Resolved decisions - the design and the spec: what to build, with the reasoning for each choice.
Surviving risks - what Phase 2 surfaced and you accepted, each with its mitigation or acceptance rationale.
Open questions - anything deferred, stated explicitly so it cannot hide.
Recommended next step - the concrete first action.
This file is the deliverable. It is both the design (resolved choices) and the spec (what to
build and what to watch).
Interrogation rules
The mechanics are not optional - they are what separates a real grill from a chat:
One question at a time. Batching collapses the decision tree into a survey and loses the dependency order.
Recommend an answer to everything. Your recommendation gives the user something to push against; silence makes them do all the work.
Explore, do not ask, when the answer is in the repo. Asking what you could have checked wastes the user and erodes trust.
Upstream before downstream. Always.
Phase discipline. Clarify fully, then attack. Announce the transition.
Opinions, not "it depends." If it depends, say on what, then give your default.
No vague survivors. Every hand-wave becomes a decision or a logged open question.
Timebox the adversary. Diminishing returns are real; stop when the plan stops moving.
Reference Files
references/domains.md - per-domain question banks (code, infra, fiction, decision, generic) and a short guide to adding your own lens.
references/decision-record.md - the decision-record artifact template.
Output Contract
See references/output-contract.md for the full contract.
Skill name: DEEP-GRILL
Deliverable bucket:deliverables
Deliverable path:docs/local/deliverables/deep-grill/<YYYY-MM-DD>-<slug>.md. The <slug>
is short kebab-case derived from the plan's subject (e.g. redis-read-through-cache), so two
different plans on the same day get two different slugs - the shared contract's -N suffix is
only for re-grilling the same subject twice.
Mode: conditional. The primary path is the two-phase grill of a forming plan: respond
conversationally during the interview (no boxed contract mid-interview), and at the end always
write the decision record to the deliverable path using references/decision-record.md.
Headless / non-interactive runs follow this same primary path - the one-pass decision record at
the deliverable path, no boxed contract. When
invoked instead to stress-test an existing artifact as a pure audit (Phase 2 only, surfacing
a findings list against a spec or design doc that already exists), emit the full boxed contract -
inline header, per-finding detail in the deliverable, boxed conclusion, conclusion table.
Severity scale:P0 | P1 | P2 | P3 | info (see shared contract; used only in the audit path).
Related Skills
jekyll-hyde - red-teams a decision and surfaces dark patterns standalone. Deep-grill resolves
a plan into a buildable spec first, then red-teams it, and writes the record. Use jekyll-hyde
for a one-shot decision review; use deep-grill to take a vague plan all the way to buildable.
code-review - finds bugs in code that exists. Deep-grill interrogates a plan that does not exist yet.

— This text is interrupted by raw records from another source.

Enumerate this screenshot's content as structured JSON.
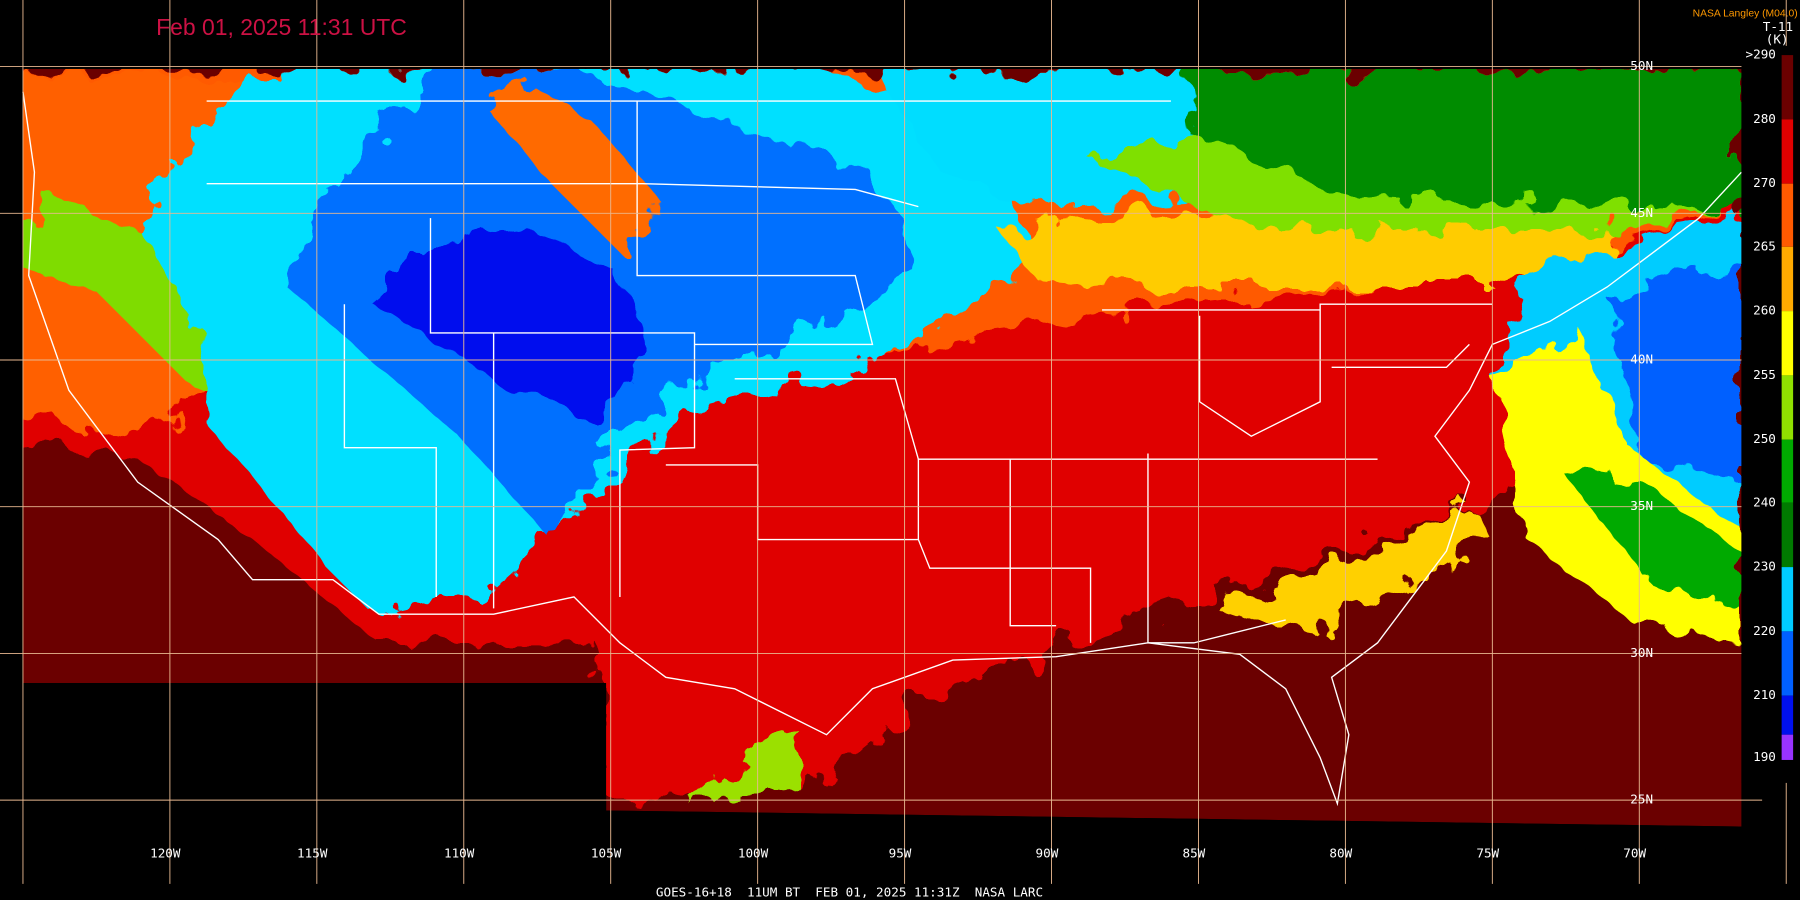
{
  "header": {
    "timestamp": "Feb 01, 2025 11:31 UTC",
    "source": "NASA Langley (M04.0)"
  },
  "colorbar": {
    "band": "T-11",
    "unit": "(K)",
    "labels": [
      ">290",
      "280",
      "270",
      "265",
      "260",
      "255",
      "250",
      "240",
      "230",
      "220",
      "210",
      "190"
    ]
  },
  "grid": {
    "latitudes": [
      "50N",
      "45N",
      "40N",
      "35N",
      "30N",
      "25N"
    ],
    "longitudes": [
      "120W",
      "115W",
      "110W",
      "105W",
      "100W",
      "95W",
      "90W",
      "85W",
      "80W",
      "75W",
      "70W"
    ]
  },
  "footer": "GOES-16+18  11UM BT  FEB 01, 2025 11:31Z  NASA LARC"
}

deep-audit - wave-based audit of an existing repo. Deep-grill operates before code, on the plan.
security-audit - reviews exploitable vulnerabilities in code. Deep-grill may flag security-shaped
risk during Phase 2 but does not replace a security audit.

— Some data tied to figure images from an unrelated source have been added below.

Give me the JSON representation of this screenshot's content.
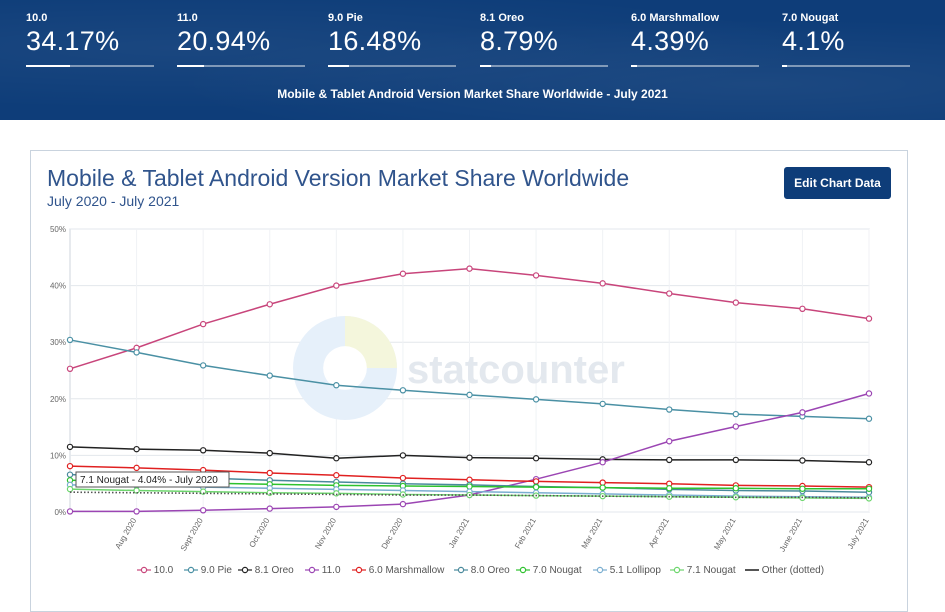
{
  "stats": [
    {
      "label": "10.0",
      "value": "34.17%",
      "share": 0.3417
    },
    {
      "label": "11.0",
      "value": "20.94%",
      "share": 0.2094
    },
    {
      "label": "9.0 Pie",
      "value": "16.48%",
      "share": 0.1648
    },
    {
      "label": "8.1 Oreo",
      "value": "8.79%",
      "share": 0.0879
    },
    {
      "label": "6.0 Marshmallow",
      "value": "4.39%",
      "share": 0.0439
    },
    {
      "label": "7.0 Nougat",
      "value": "4.1%",
      "share": 0.041
    }
  ],
  "banner_title": "Mobile & Tablet Android Version Market Share Worldwide - July 2021",
  "edit_button": "Edit Chart Data",
  "watermark": "statcounter",
  "tooltip": "7.1 Nougat - 4.04% - July 2020",
  "chart_data": {
    "type": "line",
    "title": "Mobile & Tablet Android Version Market Share Worldwide",
    "subtitle": "July 2020 - July 2021",
    "ylim": [
      0,
      50
    ],
    "y_ticks": [
      "0%",
      "10%",
      "20%",
      "30%",
      "40%",
      "50%"
    ],
    "categories": [
      "July 2020",
      "Aug 2020",
      "Sept 2020",
      "Oct 2020",
      "Nov 2020",
      "Dec 2020",
      "Jan 2021",
      "Feb 2021",
      "Mar 2021",
      "Apr 2021",
      "May 2021",
      "June 2021",
      "July 2021"
    ],
    "x_labels": [
      "Aug 2020",
      "Sept 2020",
      "Oct 2020",
      "Nov 2020",
      "Dec 2020",
      "Jan 2021",
      "Feb 2021",
      "Mar 2021",
      "Apr 2021",
      "May 2021",
      "June 2021",
      "July 2021"
    ],
    "grid": true,
    "legend_position": "bottom",
    "series": [
      {
        "name": "10.0",
        "color": "#c8457b",
        "values": [
          25.3,
          29.0,
          33.2,
          36.7,
          40.0,
          42.1,
          43.0,
          41.8,
          40.4,
          38.6,
          37.0,
          35.9,
          34.17
        ]
      },
      {
        "name": "9.0 Pie",
        "color": "#4a90a4",
        "values": [
          30.4,
          28.2,
          25.9,
          24.1,
          22.4,
          21.5,
          20.7,
          19.9,
          19.1,
          18.1,
          17.3,
          16.9,
          16.48
        ]
      },
      {
        "name": "8.1 Oreo",
        "color": "#222222",
        "values": [
          11.5,
          11.1,
          10.9,
          10.4,
          9.5,
          10.0,
          9.6,
          9.5,
          9.3,
          9.2,
          9.2,
          9.1,
          8.79
        ]
      },
      {
        "name": "11.0",
        "color": "#9b45b3",
        "values": [
          0.1,
          0.1,
          0.3,
          0.6,
          0.9,
          1.4,
          3.0,
          5.8,
          8.8,
          12.5,
          15.1,
          17.6,
          20.94
        ]
      },
      {
        "name": "6.0 Marshmallow",
        "color": "#e02020",
        "values": [
          8.1,
          7.8,
          7.4,
          6.9,
          6.5,
          6.0,
          5.7,
          5.4,
          5.2,
          5.0,
          4.7,
          4.6,
          4.39
        ]
      },
      {
        "name": "8.0 Oreo",
        "color": "#4a8a9c",
        "values": [
          6.6,
          6.3,
          6.0,
          5.6,
          5.3,
          5.0,
          4.8,
          4.5,
          4.3,
          4.0,
          3.8,
          3.7,
          3.5
        ]
      },
      {
        "name": "7.0 Nougat",
        "color": "#2ec22e",
        "values": [
          5.6,
          5.4,
          5.1,
          4.9,
          4.7,
          4.6,
          4.5,
          4.4,
          4.3,
          4.2,
          4.2,
          4.1,
          4.1
        ]
      },
      {
        "name": "5.1 Lollipop",
        "color": "#7aaed0",
        "values": [
          4.8,
          4.6,
          4.4,
          4.2,
          4.0,
          3.8,
          3.6,
          3.4,
          3.2,
          3.0,
          2.8,
          2.7,
          2.6
        ]
      },
      {
        "name": "7.1 Nougat",
        "color": "#6dd66d",
        "values": [
          4.04,
          3.8,
          3.6,
          3.4,
          3.3,
          3.1,
          3.0,
          2.9,
          2.8,
          2.7,
          2.6,
          2.5,
          2.4
        ]
      },
      {
        "name": "Other (dotted)",
        "color": "#555555",
        "values": [
          3.5,
          3.4,
          3.3,
          3.2,
          3.1,
          3.0,
          3.0,
          2.9,
          2.8,
          2.7,
          2.6,
          2.6,
          2.5
        ]
      }
    ]
  }
}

roadmap - captures and prioritizes ideas. Deep-grill interrogates one idea before you build it.
prompt-generator - formats notes into a reusable prompt. Deep-grill produces a decision record, not a prompt.
Rules
One question at a time. Never batch. Exception: headless / non-interactive mode emits the whole tree in one pass (Step 1).

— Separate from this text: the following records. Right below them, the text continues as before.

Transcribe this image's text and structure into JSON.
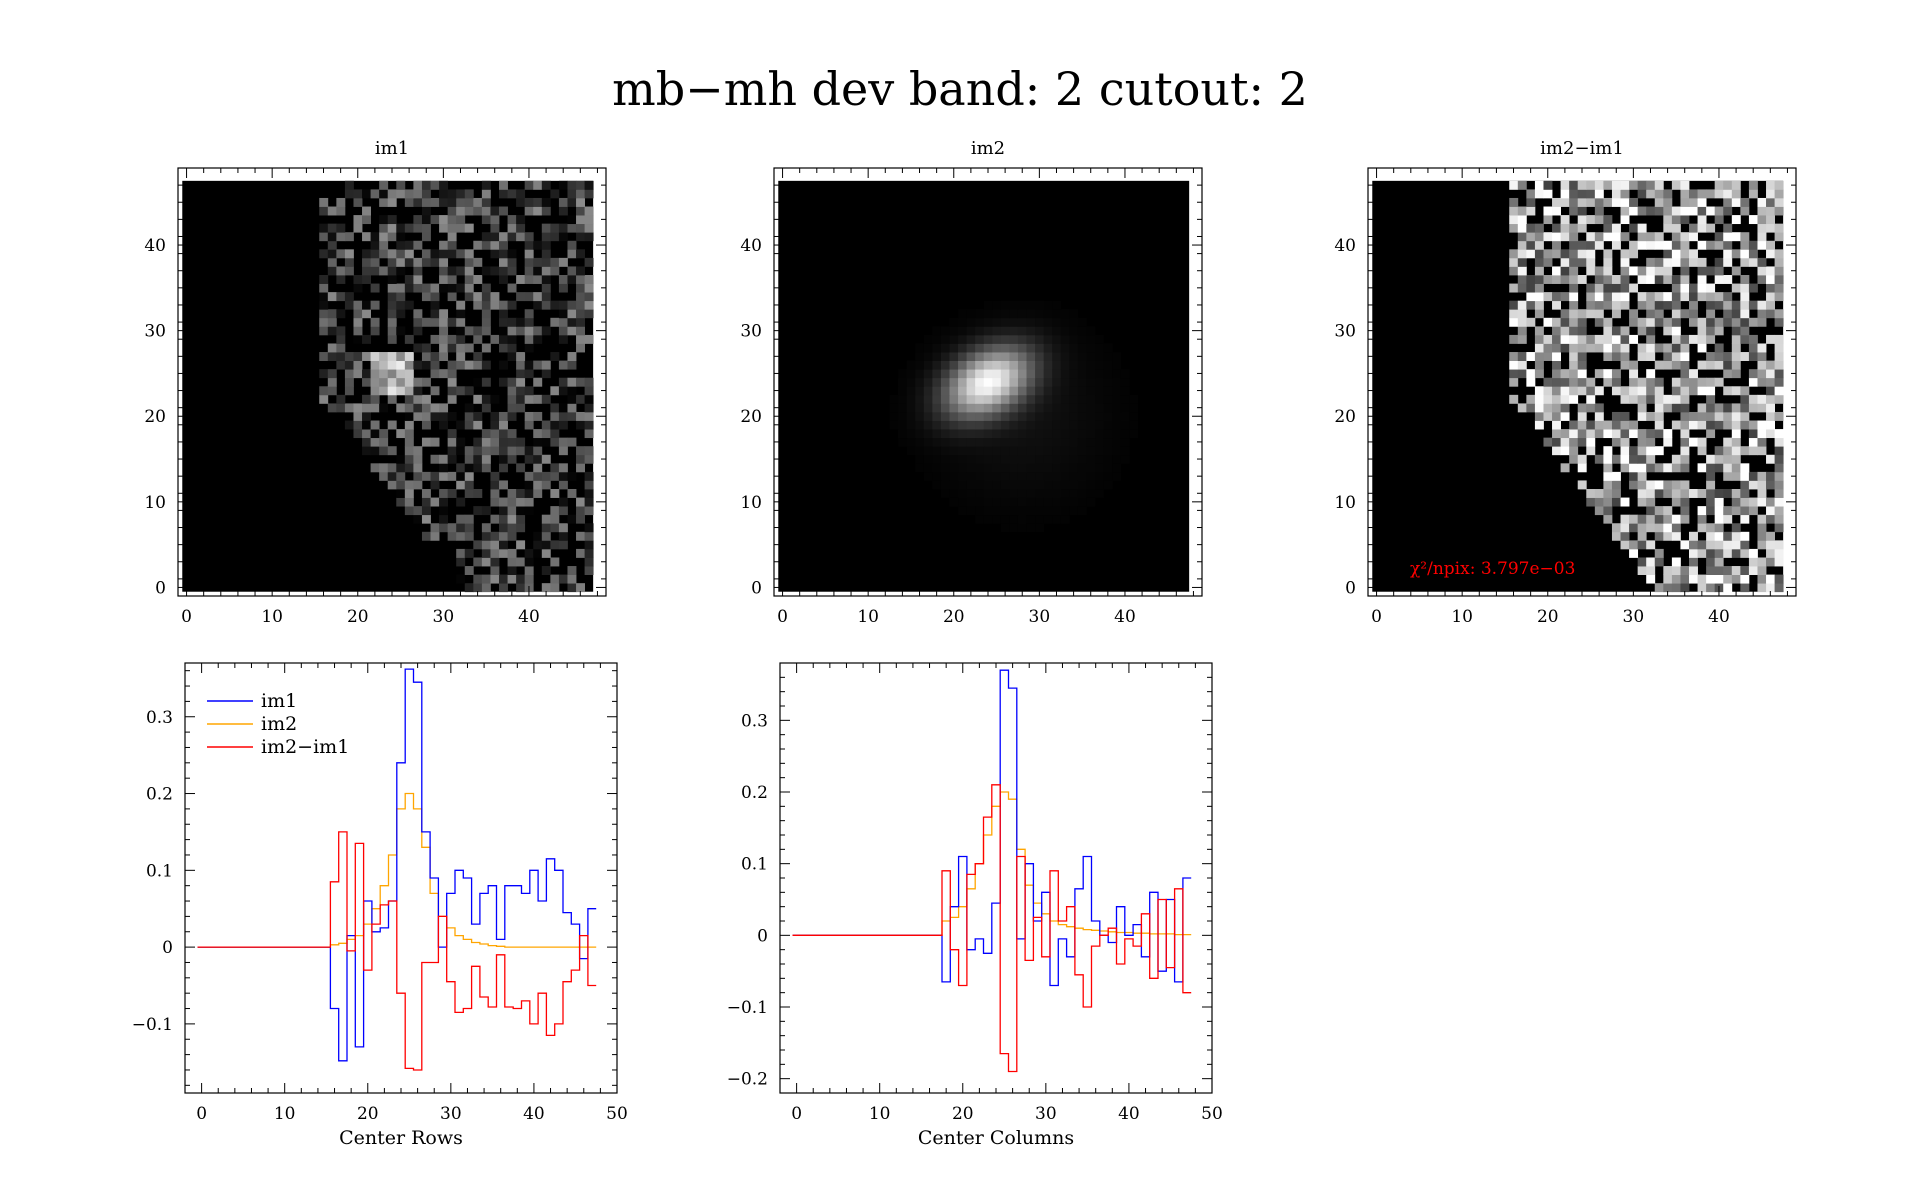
{
  "figure": {
    "title": "mb−mh dev band: 2 cutout: 2"
  },
  "chart_data": [
    {
      "type": "heatmap",
      "title": "im1",
      "xlim": [
        -1,
        49
      ],
      "ylim": [
        -1,
        49
      ],
      "xticks": [
        "0",
        "10",
        "20",
        "30",
        "40"
      ],
      "yticks": [
        "0",
        "10",
        "20",
        "30",
        "40"
      ],
      "grid_size": 48,
      "pattern": "masked-noise-with-source",
      "source_center": [
        24,
        24
      ],
      "mask_edge_col": "left-curve"
    },
    {
      "type": "heatmap",
      "title": "im2",
      "xlim": [
        -1,
        49
      ],
      "ylim": [
        -1,
        49
      ],
      "xticks": [
        "0",
        "10",
        "20",
        "30",
        "40"
      ],
      "yticks": [
        "0",
        "10",
        "20",
        "30",
        "40"
      ],
      "grid_size": 48,
      "pattern": "smooth-gaussian-source",
      "source_center": [
        24,
        24
      ]
    },
    {
      "type": "heatmap",
      "title": "im2−im1",
      "xlim": [
        -1,
        49
      ],
      "ylim": [
        -1,
        49
      ],
      "xticks": [
        "0",
        "10",
        "20",
        "30",
        "40"
      ],
      "yticks": [
        "0",
        "10",
        "20",
        "30",
        "40"
      ],
      "grid_size": 48,
      "pattern": "masked-noise",
      "annotation": "χ²/npix: 3.797e−03",
      "annotation_color": "#ff0000"
    },
    {
      "type": "line",
      "xlabel": "Center Rows",
      "xlim": [
        -2,
        50
      ],
      "ylim": [
        -0.19,
        0.37
      ],
      "xticks": [
        "0",
        "10",
        "20",
        "30",
        "40",
        "50"
      ],
      "yticks": [
        {
          "value": -0.1,
          "label": "−0.1"
        },
        {
          "value": 0,
          "label": "0"
        },
        {
          "value": 0.1,
          "label": "0.1"
        },
        {
          "value": 0.2,
          "label": "0.2"
        },
        {
          "value": 0.3,
          "label": "0.3"
        }
      ],
      "legend_position": "top-left",
      "series": [
        {
          "name": "im1",
          "color": "#0000ff",
          "values": [
            0,
            0,
            0,
            0,
            0,
            0,
            0,
            0,
            0,
            0,
            0,
            0,
            0,
            0,
            0,
            0,
            -0.08,
            -0.148,
            0.015,
            -0.13,
            0.06,
            0.02,
            0.025,
            0.06,
            0.24,
            0.362,
            0.345,
            0.15,
            0.09,
            0.0,
            0.07,
            0.1,
            0.09,
            0.03,
            0.07,
            0.08,
            0.01,
            0.08,
            0.08,
            0.07,
            0.1,
            0.06,
            0.115,
            0.1,
            0.045,
            0.03,
            -0.015,
            0.05
          ]
        },
        {
          "name": "im2",
          "color": "#ffa500",
          "values": [
            0,
            0,
            0,
            0,
            0,
            0,
            0,
            0,
            0,
            0,
            0,
            0,
            0,
            0,
            0,
            0,
            0.003,
            0.005,
            0.01,
            0.015,
            0.03,
            0.05,
            0.08,
            0.12,
            0.18,
            0.2,
            0.18,
            0.13,
            0.07,
            0.04,
            0.025,
            0.015,
            0.01,
            0.006,
            0.004,
            0.002,
            0.001,
            0,
            0,
            0,
            0,
            0,
            0,
            0,
            0,
            0,
            0,
            0
          ]
        },
        {
          "name": "im2−im1",
          "color": "#ff0000",
          "values": [
            0,
            0,
            0,
            0,
            0,
            0,
            0,
            0,
            0,
            0,
            0,
            0,
            0,
            0,
            0,
            0,
            0.085,
            0.15,
            -0.005,
            0.135,
            -0.03,
            0.03,
            0.055,
            0.06,
            -0.06,
            -0.158,
            -0.16,
            -0.02,
            -0.02,
            0.04,
            -0.045,
            -0.085,
            -0.08,
            -0.025,
            -0.065,
            -0.078,
            -0.01,
            -0.078,
            -0.08,
            -0.07,
            -0.1,
            -0.06,
            -0.115,
            -0.1,
            -0.045,
            -0.03,
            0.015,
            -0.05
          ]
        }
      ]
    },
    {
      "type": "line",
      "xlabel": "Center Columns",
      "xlim": [
        -2,
        50
      ],
      "ylim": [
        -0.22,
        0.38
      ],
      "xticks": [
        "0",
        "10",
        "20",
        "30",
        "40",
        "50"
      ],
      "yticks": [
        {
          "value": -0.2,
          "label": "−0.2"
        },
        {
          "value": -0.1,
          "label": "−0.1"
        },
        {
          "value": 0,
          "label": "0"
        },
        {
          "value": 0.1,
          "label": "0.1"
        },
        {
          "value": 0.2,
          "label": "0.2"
        },
        {
          "value": 0.3,
          "label": "0.3"
        }
      ],
      "series": [
        {
          "name": "im1",
          "color": "#0000ff",
          "values": [
            0,
            0,
            0,
            0,
            0,
            0,
            0,
            0,
            0,
            0,
            0,
            0,
            0,
            0,
            0,
            0,
            0,
            0,
            -0.065,
            0.04,
            0.11,
            -0.02,
            -0.005,
            -0.025,
            0.045,
            0.37,
            0.345,
            -0.005,
            0.1,
            0.02,
            0.06,
            -0.07,
            -0.005,
            -0.03,
            0.065,
            0.11,
            0.02,
            0.0,
            -0.01,
            0.04,
            0.0,
            0.015,
            -0.03,
            0.06,
            -0.05,
            0.05,
            -0.065,
            0.08
          ]
        },
        {
          "name": "im2",
          "color": "#ffa500",
          "values": [
            0,
            0,
            0,
            0,
            0,
            0,
            0,
            0,
            0,
            0,
            0,
            0,
            0,
            0,
            0,
            0,
            0,
            0,
            0.02,
            0.025,
            0.04,
            0.065,
            0.1,
            0.14,
            0.18,
            0.2,
            0.19,
            0.12,
            0.07,
            0.045,
            0.03,
            0.02,
            0.015,
            0.012,
            0.01,
            0.008,
            0.007,
            0.006,
            0.005,
            0.004,
            0.004,
            0.003,
            0.003,
            0.002,
            0.002,
            0.002,
            0.001,
            0.001
          ]
        },
        {
          "name": "im2−im1",
          "color": "#ff0000",
          "values": [
            0,
            0,
            0,
            0,
            0,
            0,
            0,
            0,
            0,
            0,
            0,
            0,
            0,
            0,
            0,
            0,
            0,
            0,
            0.09,
            -0.02,
            -0.07,
            0.085,
            0.1,
            0.165,
            0.21,
            -0.165,
            -0.19,
            0.11,
            -0.035,
            0.025,
            -0.03,
            0.09,
            0.02,
            0.04,
            -0.055,
            -0.1,
            -0.015,
            0.0,
            0.01,
            -0.04,
            -0.005,
            -0.015,
            0.03,
            -0.06,
            0.05,
            -0.045,
            0.065,
            -0.08
          ]
        }
      ]
    }
  ]
}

Every question carries your recommended answer and a one-line reason.
Explore the codebase, files, and docs for anything answerable there; do not ask what you can check.
Resolve upstream decisions before the downstream ones that depend on them.
Do not start Phase 2 until the tree is resolved, and announce the switch.
Phase 2 attacks the plan; it does not restate Phase 1.
Force vague answers into a concrete decision or a logged open question before moving on.
Always write the decision record. It is the design and the spec.
Timebox the adversarial phase; stop when attacks stop changing the plan.
Route out if the real task is code review, security, or a repo audit.